The destruction of the Egyptian-allied city at Megiddo marked the end of Egyptian power in the Levant for the next several centuries, except for the three years following its reconquest by the Pharoah Shehsonq I of the 22nd Dynasty, 925-922 BCE.  Palestina, as it was then known to the Greeks, didn’t come under the sway of Egypt again until its conquest by Ptolemy I in 301 BCE.

Egypt ruled southern and central Palestine from 1530 BCE when they chased the Hyksos back into Palestine and northern Palestine and Lebanon from 1457 when they conquered Djahy, eventually conquering the entire Levant and part of Anatolia.  The New Kingdom ruled all these areas, except for the territory the Hittites took from them down to Qatna with the defection of Amurru, until the Late Bronze Age Collapse, with the last bit of its hold there vanishing in 1130 BCE.  Clearly, there was no room for the Israelites to escape from Egypt into the Land of Canaan because they would have just been “escaping” into more of Egypt.

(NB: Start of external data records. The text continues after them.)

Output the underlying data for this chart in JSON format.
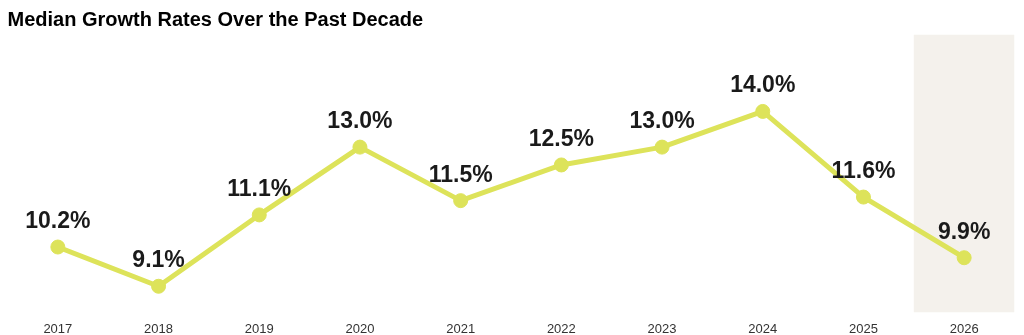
{
  "chart_data": {
    "type": "line",
    "title": "Median Growth Rates Over the Past Decade",
    "categories": [
      "2017",
      "2018",
      "2019",
      "2020",
      "2021",
      "2022",
      "2023",
      "2024",
      "2025",
      "2026"
    ],
    "series": [
      {
        "color": "#dde35a",
        "values": [
          10.2,
          9.1,
          11.1,
          13.0,
          11.5,
          12.5,
          13.0,
          14.0,
          11.6,
          9.9
        ],
        "value_labels": [
          "10.2%",
          "9.1%",
          "11.1%",
          "13.0%",
          "11.5%",
          "12.5%",
          "13.0%",
          "14.0%",
          "11.6%",
          "9.9%"
        ]
      }
    ],
    "marker": "circle",
    "grid": false,
    "bands": [
      {
        "axis": "x",
        "from": "2026",
        "to": "2026",
        "color": "#f4f1ec"
      }
    ]
  }
}
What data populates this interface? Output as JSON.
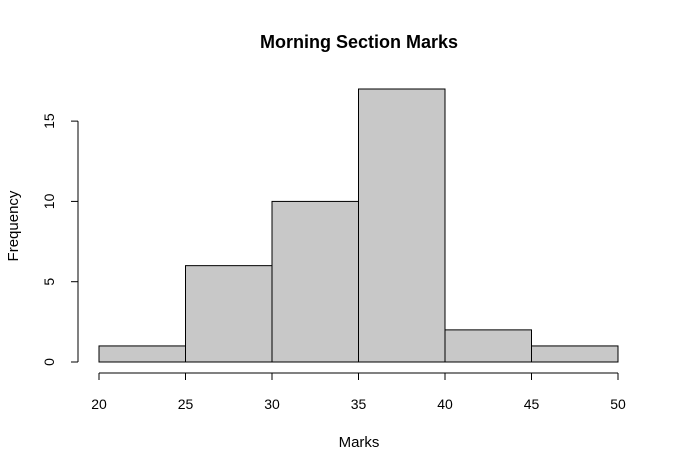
{
  "chart_data": {
    "type": "bar",
    "title": "Morning Section Marks",
    "xlabel": "Marks",
    "ylabel": "Frequency",
    "bins": [
      {
        "from": 20,
        "to": 25,
        "count": 1
      },
      {
        "from": 25,
        "to": 30,
        "count": 6
      },
      {
        "from": 30,
        "to": 35,
        "count": 10
      },
      {
        "from": 35,
        "to": 40,
        "count": 17
      },
      {
        "from": 40,
        "to": 45,
        "count": 2
      },
      {
        "from": 45,
        "to": 50,
        "count": 1
      }
    ],
    "x_ticks": [
      20,
      25,
      30,
      35,
      40,
      45,
      50
    ],
    "y_ticks": [
      0,
      5,
      10,
      15
    ],
    "xlim": [
      20,
      50
    ],
    "ylim": [
      0,
      17
    ],
    "grid": false,
    "bar_color": "#c8c8c8",
    "edge_color": "#000000"
  }
}
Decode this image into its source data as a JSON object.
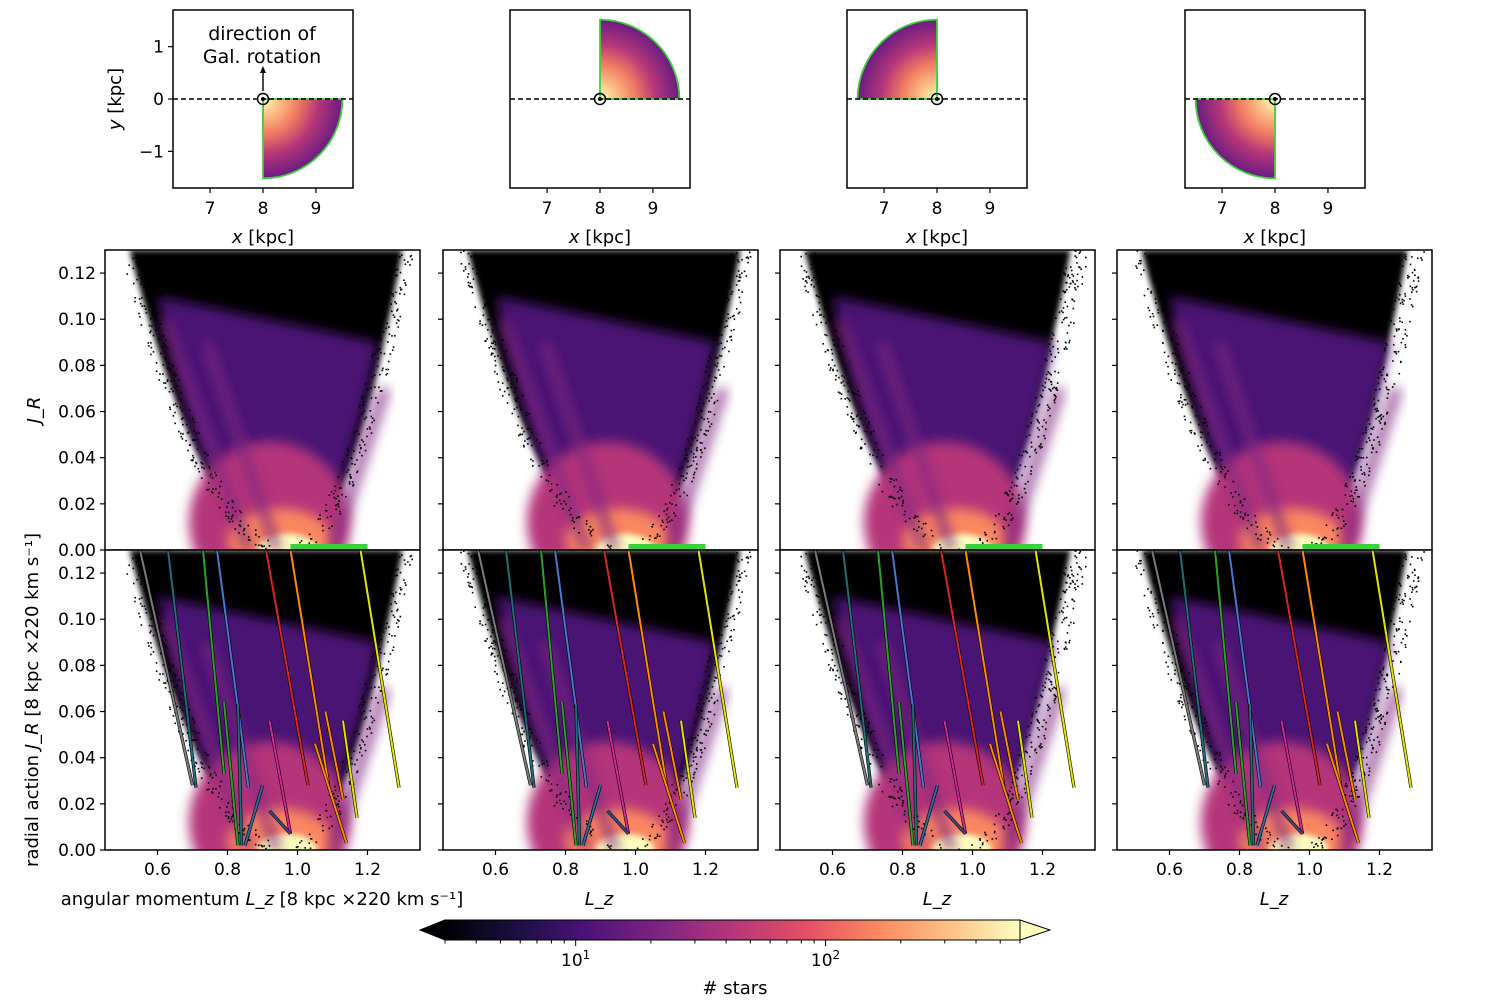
{
  "chart_data": {
    "type": "heatmap",
    "title": "",
    "colormap": "magma",
    "colors": {
      "outline": "#3cd03c",
      "frame": "#000000",
      "background": "#ffffff"
    },
    "maps": {
      "xlabel_text": "x [kpc]",
      "ylabel_text": "y [kpc]",
      "xlim": [
        6.3,
        9.7
      ],
      "ylim": [
        -1.7,
        1.7
      ],
      "x_ticks": [
        {
          "v": 7,
          "label": "7"
        },
        {
          "v": 8,
          "label": "8"
        },
        {
          "v": 9,
          "label": "9"
        }
      ],
      "y_ticks": [
        {
          "v": 1,
          "label": "1"
        },
        {
          "v": 0,
          "label": "0"
        },
        {
          "v": -1,
          "label": "−1"
        }
      ],
      "sun_position": {
        "x": 8.0,
        "y": 0.0
      },
      "annotation_line1": "direction of",
      "annotation_line2": "Gal. rotation",
      "wedges": [
        {
          "panel": 1,
          "theta_range_deg": [
            -90,
            0
          ],
          "r_range_kpc": [
            0,
            1.5
          ]
        },
        {
          "panel": 2,
          "theta_range_deg": [
            0,
            90
          ],
          "r_range_kpc": [
            0,
            1.5
          ]
        },
        {
          "panel": 3,
          "theta_range_deg": [
            90,
            180
          ],
          "r_range_kpc": [
            0,
            1.5
          ]
        },
        {
          "panel": 4,
          "theta_range_deg": [
            180,
            270
          ],
          "r_range_kpc": [
            0,
            1.5
          ]
        }
      ]
    },
    "actions": {
      "xlim": [
        0.45,
        1.35
      ],
      "ylim": [
        0.0,
        0.13
      ],
      "x_ticks": [
        {
          "v": 0.6,
          "label": "0.6"
        },
        {
          "v": 0.8,
          "label": "0.8"
        },
        {
          "v": 1.0,
          "label": "1.0"
        },
        {
          "v": 1.2,
          "label": "1.2"
        }
      ],
      "y_ticks": [
        {
          "v": 0.0,
          "label": "0.00"
        },
        {
          "v": 0.02,
          "label": "0.02"
        },
        {
          "v": 0.04,
          "label": "0.04"
        },
        {
          "v": 0.06,
          "label": "0.06"
        },
        {
          "v": 0.08,
          "label": "0.08"
        },
        {
          "v": 0.1,
          "label": "0.10"
        },
        {
          "v": 0.12,
          "label": "0.12"
        }
      ],
      "top_ylabel": "J_R",
      "bottom_ylabel_prefix": "radial action ",
      "bottom_ylabel_symbol": "J_R",
      "bottom_ylabel_units": " [8 kpc ×220 km s⁻¹]",
      "left_xlabel_prefix": "angular momentum ",
      "left_xlabel_symbol": "L_z",
      "left_xlabel_units": " [8 kpc ×220 km s⁻¹]",
      "other_xlabel": "L_z",
      "green_band_Lz": [
        0.98,
        1.2
      ],
      "ridge_lines": [
        {
          "name": "gray",
          "color": "#7b7b7b",
          "Lz": [
            0.55,
            0.7
          ],
          "JR": [
            0.13,
            0.028
          ]
        },
        {
          "name": "teal",
          "color": "#1f6f78",
          "Lz": [
            0.63,
            0.71
          ],
          "JR": [
            0.13,
            0.027
          ]
        },
        {
          "name": "green",
          "color": "#2ca02c",
          "Lz": [
            0.73,
            0.79
          ],
          "JR": [
            0.13,
            0.033
          ]
        },
        {
          "name": "blue",
          "color": "#4878cf",
          "Lz": [
            0.77,
            0.86
          ],
          "JR": [
            0.13,
            0.027
          ]
        },
        {
          "name": "red",
          "color": "#d62728",
          "Lz": [
            0.91,
            1.03
          ],
          "JR": [
            0.13,
            0.028
          ]
        },
        {
          "name": "orange",
          "color": "#ff8c00",
          "Lz": [
            0.98,
            1.09
          ],
          "JR": [
            0.13,
            0.027
          ]
        },
        {
          "name": "yellow",
          "color": "#e5e500",
          "Lz": [
            1.18,
            1.29
          ],
          "JR": [
            0.13,
            0.027
          ]
        },
        {
          "name": "green-short",
          "color": "#2ca02c",
          "Lz": [
            0.79,
            0.83
          ],
          "JR": [
            0.064,
            0.002
          ]
        },
        {
          "name": "teal-short",
          "color": "#1f6f78",
          "Lz": [
            0.83,
            0.84
          ],
          "JR": [
            0.063,
            0.002
          ]
        },
        {
          "name": "steel-short",
          "color": "#2c6e9e",
          "Lz": [
            0.9,
            0.85
          ],
          "JR": [
            0.028,
            0.002
          ]
        },
        {
          "name": "magenta-short",
          "color": "#d6279c",
          "Lz": [
            0.92,
            0.98
          ],
          "JR": [
            0.056,
            0.007
          ]
        },
        {
          "name": "slate-short",
          "color": "#3c4a8a",
          "Lz": [
            0.92,
            0.98
          ],
          "JR": [
            0.017,
            0.007
          ]
        },
        {
          "name": "orange-short",
          "color": "#ff8c00",
          "Lz": [
            1.05,
            1.14
          ],
          "JR": [
            0.046,
            0.003
          ]
        },
        {
          "name": "orange-mid",
          "color": "#ff8c00",
          "Lz": [
            1.08,
            1.13
          ],
          "JR": [
            0.06,
            0.022
          ]
        },
        {
          "name": "yellow-short",
          "color": "#e5e500",
          "Lz": [
            1.13,
            1.17
          ],
          "JR": [
            0.056,
            0.014
          ]
        }
      ]
    },
    "colorbar": {
      "label": "# stars",
      "scale": "log",
      "range": [
        3,
        600
      ],
      "ticks": [
        {
          "v": 10,
          "base": "10",
          "exp": "1"
        },
        {
          "v": 100,
          "base": "10",
          "exp": "2"
        }
      ],
      "extend": "both"
    }
  }
}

In the midst of the collapse, other semi-nomadic Canaanite peoples, some previously mentioned in Egyptian records such as Edom and Moab, began to settle down and found territorial kingdoms for themselves and their posterity.  Moab established its kingdom in 1250 BCE, Edom in 1180 BCE, Aram in 1115 BCE, and Ammon in 1000 BCE.  The first two were definitely mentioned in Egyptian records, the latter being identified with the Shasu mentioned elsewhere though the Shasu are also identified with Aram.

The “Isiriar” (probably Israel) mentioned as tribal allies of the southern Palestine city-states of Gezer, Yenoam, and Ashkelon in 1207 BCE do not reappear until their king, Omri, founds the kingdom known, to outsiders at least, as Samerina in the early 9th century BCE, taking in what was once Djahy as well as the central area known in the first century as Samaria.

I submit once again that the Exodus is a myth, because there is no room for it in the historical record.  It is at best a reimagining of actual historical events involving the Hyksos.



1 comment:

Walter R. Mattfeld said...

I am in agreement with Chuck Hamilton that the Exodus, as presented in the Bible, is a myth, and it is unsupported by archaeological findings. My research objective is to find the real historical events that might possibly be behind the Exodus account, that were recast, based on archaeological findings. Based on archaeology, for me, there are two events: (1) The Hyksos Expulsion of circa 1530 BC and (2) The Iron Age I settlements in Canaan and Moab circa 1200-1100 BC. Thus I understand a time period of 300 years has elapsed and been combined to become the Bible's Exodus story. How so? Joshua orders the burning of Jericho's collapsed defensive walls. Dame Kenyon found that Jericho's last defensive wall showed sign of collapse due to an earthquake and that the city had thereupon been burned by its besiegers, who m she thought were Pharaoh Ahmoses I troops in pursuit of the Hyksos after expelling them from Egypt. In the Bible Pharaoh pursues after Israel after allowing Israel to leave Egypt, this is a recast of Ahmoses I allowing the Hyksos to leave Egypt, then, later, pursuing after them. The (2) event is the sudden appearance of Iron Age I villages in Canaan and Moab, circa 1200-1100 BC. One such village, settled by the tribe of Reuben, is Eleah'leh (Numbers 32:37). Eleah'leh (modern El-Al) has been excavated and is no earlier than Iron Age I (1200-1100 BC), see p. 116, Burton MacDonald, East of the Jordan, Territories and Sites in the Hebrew Scriptures, Boston, American Schools of Oriental Research, 2000. Approximately 300 years has elapsed between the two events, Jericho's collapsed burned walls and Eleah'leh's founding by the tribe of Reuben, revealing the Exodus as portrayed in the Bible, is fiction.